La parrocchia del Villaggio Lamarmora ospita un’opera molto importante di Sandrun, al secolo Franceschino Barbera. Si tratta di un crocefisso in gesso che il nostro modellò intorno al 1947 quando aveva vent’anni.
All’epoca la chiesa del Villaggio era là da venire ed in realtà lo realizzò senza alcun specifico incarico da parte di nessuna chiesa. E’ piuttosto un seguito del suo “lamento sul partigiano morto” dove rappresentò un ragazzo disteso a terra con intorno figure piangenti secondo l’iconografia del compianto su Cristo morto.

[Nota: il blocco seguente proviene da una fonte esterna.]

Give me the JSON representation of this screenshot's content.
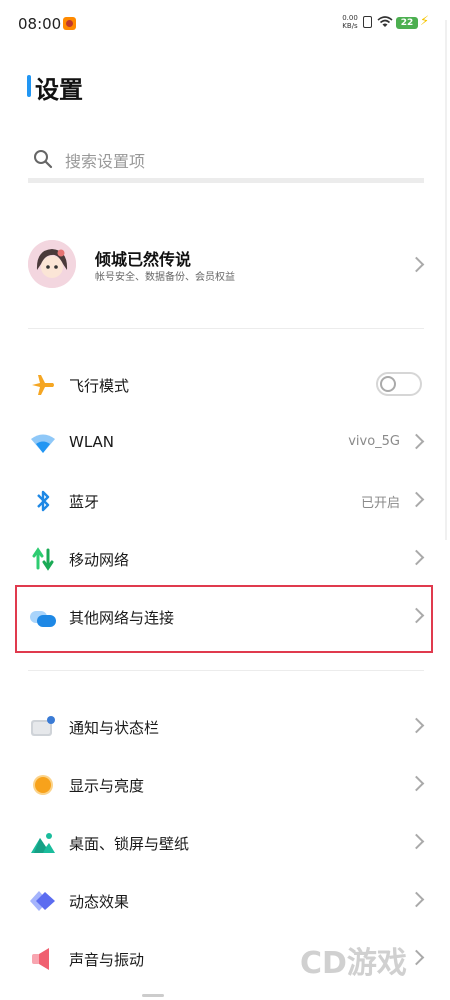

Il Cristo ora al Villaggio è quindi l’emblema di tutti i poveri Cristi che muoiono torturati per difendere un ideale. E’ molto umano e poco divino. Ecco perché lo vediamo contorcersi. Percepiamo lo slancio proteso verso l’immortalità, così com’è immortale un eroe che difende la libertà.
Come sia riuscito a modellare un Cristo così perfetto e straziante senza passare da scuole e accademie e soprattutto senza che nessuno glielo avesse chiesto rimane un mistero. Cosa lo spingeva?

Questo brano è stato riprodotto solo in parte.